Muscle shapes can tell you a lot.

My take on healing the body is to encourage people to learn about the amazing vessel that transports them through life.

The more we know about our makeup, the more likely we are to suffer the slings and arrows of existence and aging with grace and aplomb.

Learning about and understanding how our muscles work within the body seems to me to be of vital importance. If someone wants to understand why their machine keeps breaking down it is good to know how the machine works.

Function follows form when we are looking at the different types of muscles, and muscle shapes within the body.

There are numerous kinds of muscles with different shapes and functional capabilities.

If asked to imagine a muscle the mind’s eye usually conjures up something that looks something like a tube that is thick in the middle and tapers on either end.

This is the picture of a fusiform muscle, which is in fact, the most populous type of muscle in the body.

Fusiform muscles tend to be long and thin attaching at sometimes distant points.

They most often cross hinge joints and since they offer only one direction of pull or movement, assisting mainly in flexion and extension.

The biceps and hamstrings are examples of fusiform muscles.

Pennate muscles, derived from the Latin for feather, are very different in shape and size from fusiform muscles.

They tend to have short fibers that attach along greater lengths of bone than fusiform muscles.

A good example of these two different types of muscles and muscle shapes is to be found in the lower leg where we find a lot of pinnate muscles.

tibialis anterior           tibialis posterior

The tibialis anterior and posterior combine with the help of a couple of other muscles to lift up the main inner arch of the foot.

The tibialis anterior is a fusiform muscle that attaches to the front of the leg.

It aids in the lifting of the arch but it is the tibialis posterior, a pennate muscle that attaches along the length of the tibia that is responsible for most of the work.

That is because the pennate-style attachment along a longer length of bone gives this type of muscle more strength.

Another type of muscle is the quadrate muscle- quadratus lumborum, and quadratus femoris to name a couple.

When it comes to muscle shapes, quadrate muscles are stabilizers along with whatever other function they perform.

The rhomboids are quadrate muscles. While they work to retract the scapula they also stabilize the shoulder blade onto the trunk.

The final type of muscle we will look at is the triangular muscle that is found in great quantity around the ball and socket joints of the hip and shoulder.

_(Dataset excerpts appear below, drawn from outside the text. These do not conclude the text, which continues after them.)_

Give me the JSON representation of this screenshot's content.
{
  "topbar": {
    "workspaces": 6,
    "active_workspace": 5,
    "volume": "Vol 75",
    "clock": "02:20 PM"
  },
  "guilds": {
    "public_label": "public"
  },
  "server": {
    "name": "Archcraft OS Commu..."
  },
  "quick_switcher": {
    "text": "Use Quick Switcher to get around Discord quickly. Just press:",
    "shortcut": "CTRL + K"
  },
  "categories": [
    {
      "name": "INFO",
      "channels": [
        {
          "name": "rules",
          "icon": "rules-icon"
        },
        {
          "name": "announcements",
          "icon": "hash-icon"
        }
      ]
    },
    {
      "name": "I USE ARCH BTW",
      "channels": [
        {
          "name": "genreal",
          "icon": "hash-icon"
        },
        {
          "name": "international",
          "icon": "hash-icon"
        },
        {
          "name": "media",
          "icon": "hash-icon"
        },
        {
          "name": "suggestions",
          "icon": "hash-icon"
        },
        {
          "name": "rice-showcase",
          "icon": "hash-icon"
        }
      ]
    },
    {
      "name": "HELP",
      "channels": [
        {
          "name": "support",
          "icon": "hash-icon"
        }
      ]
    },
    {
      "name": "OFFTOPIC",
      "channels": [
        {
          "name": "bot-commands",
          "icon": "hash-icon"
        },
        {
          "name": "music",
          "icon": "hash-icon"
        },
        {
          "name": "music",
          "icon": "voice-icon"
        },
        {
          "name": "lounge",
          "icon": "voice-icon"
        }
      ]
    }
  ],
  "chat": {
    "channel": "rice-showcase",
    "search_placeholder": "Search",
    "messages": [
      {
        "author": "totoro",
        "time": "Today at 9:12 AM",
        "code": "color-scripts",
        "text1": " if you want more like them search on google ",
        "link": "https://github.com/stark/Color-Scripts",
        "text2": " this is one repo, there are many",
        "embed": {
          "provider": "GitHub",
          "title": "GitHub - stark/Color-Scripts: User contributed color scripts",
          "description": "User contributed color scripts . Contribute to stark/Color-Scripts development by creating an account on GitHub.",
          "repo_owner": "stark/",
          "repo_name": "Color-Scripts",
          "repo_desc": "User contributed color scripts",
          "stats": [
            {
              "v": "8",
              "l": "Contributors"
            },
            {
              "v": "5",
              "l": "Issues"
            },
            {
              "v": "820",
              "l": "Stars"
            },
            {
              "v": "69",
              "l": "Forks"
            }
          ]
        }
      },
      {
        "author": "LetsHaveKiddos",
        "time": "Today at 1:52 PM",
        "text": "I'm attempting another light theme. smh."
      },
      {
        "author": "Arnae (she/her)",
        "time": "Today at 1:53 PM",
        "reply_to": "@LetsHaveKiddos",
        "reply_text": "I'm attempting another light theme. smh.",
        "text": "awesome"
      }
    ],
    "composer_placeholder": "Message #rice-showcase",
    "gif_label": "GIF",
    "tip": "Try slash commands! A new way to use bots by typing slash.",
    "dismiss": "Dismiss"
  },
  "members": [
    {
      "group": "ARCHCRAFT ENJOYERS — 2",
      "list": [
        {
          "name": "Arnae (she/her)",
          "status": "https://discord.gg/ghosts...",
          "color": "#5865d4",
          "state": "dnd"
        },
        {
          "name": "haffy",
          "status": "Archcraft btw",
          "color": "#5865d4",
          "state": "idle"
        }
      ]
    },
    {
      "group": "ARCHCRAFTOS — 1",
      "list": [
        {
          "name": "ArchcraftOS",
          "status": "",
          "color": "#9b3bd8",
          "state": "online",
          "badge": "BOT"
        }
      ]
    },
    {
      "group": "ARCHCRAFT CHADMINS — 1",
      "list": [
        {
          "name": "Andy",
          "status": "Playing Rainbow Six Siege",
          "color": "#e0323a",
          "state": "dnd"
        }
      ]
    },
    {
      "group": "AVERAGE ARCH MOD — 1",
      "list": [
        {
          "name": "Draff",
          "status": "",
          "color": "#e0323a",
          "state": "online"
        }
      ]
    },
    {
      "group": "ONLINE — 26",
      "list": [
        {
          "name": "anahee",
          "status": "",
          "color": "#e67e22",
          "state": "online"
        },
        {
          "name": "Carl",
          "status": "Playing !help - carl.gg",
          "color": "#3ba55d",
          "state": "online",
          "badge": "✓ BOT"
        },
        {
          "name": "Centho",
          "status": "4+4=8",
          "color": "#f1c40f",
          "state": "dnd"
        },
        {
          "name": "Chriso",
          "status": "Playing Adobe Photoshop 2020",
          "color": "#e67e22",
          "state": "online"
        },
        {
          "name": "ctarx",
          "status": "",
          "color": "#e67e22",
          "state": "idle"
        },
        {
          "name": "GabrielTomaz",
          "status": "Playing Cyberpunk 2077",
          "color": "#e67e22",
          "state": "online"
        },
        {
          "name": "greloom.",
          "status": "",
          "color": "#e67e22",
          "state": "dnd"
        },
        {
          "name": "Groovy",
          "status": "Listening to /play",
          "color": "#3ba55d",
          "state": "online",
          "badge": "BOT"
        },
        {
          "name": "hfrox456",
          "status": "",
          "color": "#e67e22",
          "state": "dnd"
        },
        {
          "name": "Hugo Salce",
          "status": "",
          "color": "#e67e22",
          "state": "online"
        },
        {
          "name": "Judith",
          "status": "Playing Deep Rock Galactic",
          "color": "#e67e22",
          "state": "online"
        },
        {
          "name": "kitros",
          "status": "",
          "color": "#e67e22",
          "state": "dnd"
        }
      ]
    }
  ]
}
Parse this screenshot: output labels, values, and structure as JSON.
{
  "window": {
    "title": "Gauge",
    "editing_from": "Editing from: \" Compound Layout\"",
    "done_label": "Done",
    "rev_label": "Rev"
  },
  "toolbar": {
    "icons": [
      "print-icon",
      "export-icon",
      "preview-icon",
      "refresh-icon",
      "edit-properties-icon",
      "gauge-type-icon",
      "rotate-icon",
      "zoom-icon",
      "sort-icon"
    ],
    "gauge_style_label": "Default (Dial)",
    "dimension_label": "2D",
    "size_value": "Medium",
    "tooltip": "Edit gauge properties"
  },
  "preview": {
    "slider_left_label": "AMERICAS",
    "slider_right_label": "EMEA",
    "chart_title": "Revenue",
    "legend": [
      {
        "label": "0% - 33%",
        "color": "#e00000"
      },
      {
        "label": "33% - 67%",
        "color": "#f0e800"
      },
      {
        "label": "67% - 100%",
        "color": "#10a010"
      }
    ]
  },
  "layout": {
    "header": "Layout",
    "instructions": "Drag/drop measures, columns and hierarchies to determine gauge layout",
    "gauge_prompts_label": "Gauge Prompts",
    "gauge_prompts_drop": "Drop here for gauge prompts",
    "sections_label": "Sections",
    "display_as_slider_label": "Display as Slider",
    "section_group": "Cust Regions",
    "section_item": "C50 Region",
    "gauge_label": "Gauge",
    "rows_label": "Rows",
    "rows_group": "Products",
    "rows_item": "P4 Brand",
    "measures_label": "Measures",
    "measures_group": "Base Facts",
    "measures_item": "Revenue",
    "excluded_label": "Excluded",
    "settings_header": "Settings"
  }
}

A triangular muscle is one that has a single connection at one end and a broader connection at the other.

Pectoralis minor is one such muscle, and the gluteal muscle and piriformis are others.

These triangular muscles are movers allowing for a wide range of movement around their singular attachment.

As you can see from the top picture there are a couple of other types of muscles.

The diaphragm is another circular muscle like the orbicularis on the right.

Also, as in the case of the quadratus, these muscles aren’t limited to the role I am ascribing them, but adding to your understanding of them in any way can be helpful.

It often returns to one of my favorite maxims— the more you know, the more you know you know so little.

So why not keep trying to know some more?